Also, when I am asked where I am from, I will say "Corby originally, but I left there in 1972 and have now lived in Nottingham for 22 years" - a mouthful, but answers most questions!


----------



## vince

I see that the situation is similar in The UK as in Canada.

Does the situation apply to "white people" (for lack of a better word) as well? Or only to us native-born foreigners? (what an oxymoron!)


----------



## bouee

where are you from could also be : d'où êtes vous ?


----------



## vince

i've also heard "tu es d'où?" For the first dozen times I heard it, I thought people were asking "tu es doux?" ("Are you gentle?") which really confused me.


----------



## emma42

"Tu es doux/d'où?"! 

If it's a white person with a "foreign" accent I will just say, "where are you from?" because it's unlikely that they are native.


----------



## bouee

vince said:
			
		

> i've also heard "tu es d'où?" For the first dozen times I heard it, I thought people were asking "tu es doux?" ("Are you gentle?") which really confused me.



  

I had never realised it sounded the same !


----------



## JerseyRich

S'il vous plait,
Vous venez d'ou? = Where are you from

How polite is the above sentence

Merci d'avance

Richard


----------



## Chipolata

Hello Richard,

"Vous venez d'où" is quite colloquial, I mean, you can use it but it's not the proper way to make a question. "D'où venez-vous?" would be more adequate.


----------



## JerseyRich

Would you use D'où venez-vous? if you were talking to someone younger and maybe in a bar



Chipolata said:


> Hello Richard,
> 
> "Vous venez d'où" is quite colloquial, I mean, you can use it but it's not the proper way to make a question. "D'où venez-vous?" would be more adequate.


----------



## Chipolata

To someone younger and in a bar I would say "Tu viens d'où?" ;D


----------



## JerseyRich

Merci encore


----------



## Spiderkat

JerseyRich said:


> S'il vous plait,
> Vous venez d'ou? = Where are you from
> 
> ...


I think it's better to translate "D'où venez-vous?" as "Where do you come from?" and "D'où êtes-vous?" as "Where are you from?".


----------



## to_rk

Est-ce que vous habite? this translate to where do you live?

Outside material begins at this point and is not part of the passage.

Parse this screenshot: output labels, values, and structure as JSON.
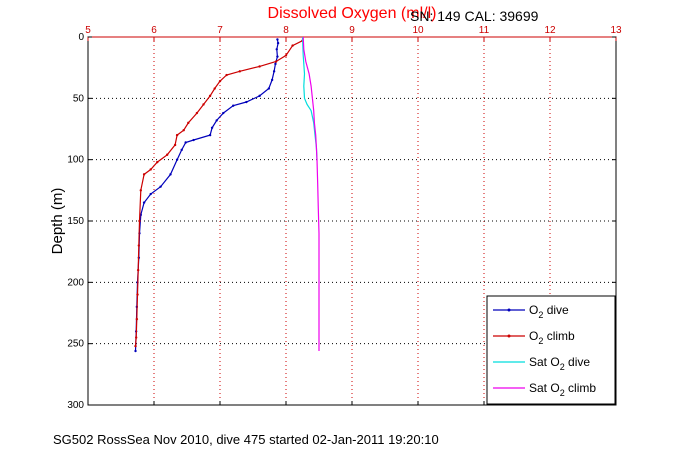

but...it should sound like 'where are you from?'

quand vous etes depuis? -- is this correct


----------



## lauren0187

*D'où viens*-*tu? - where do you come from*


----------



## fragilistic

I would translate "where are you from?" as "vous êtes d'où?" (où means where)
And "where do you live?" as "Où est-ce que vous habitez?"
your sentence is not correct. Quand means when.
Hope this helps.


----------



## Ms Serenah

Bonjour!
Could you translate the followings into francais for me? 

Where're you from?

[...]

S'il vous plait aider! 
Merci beaucoup ! =P


----------



## pbx

Et _where are you from_, en français : _D'où êtes-vous ?_


----------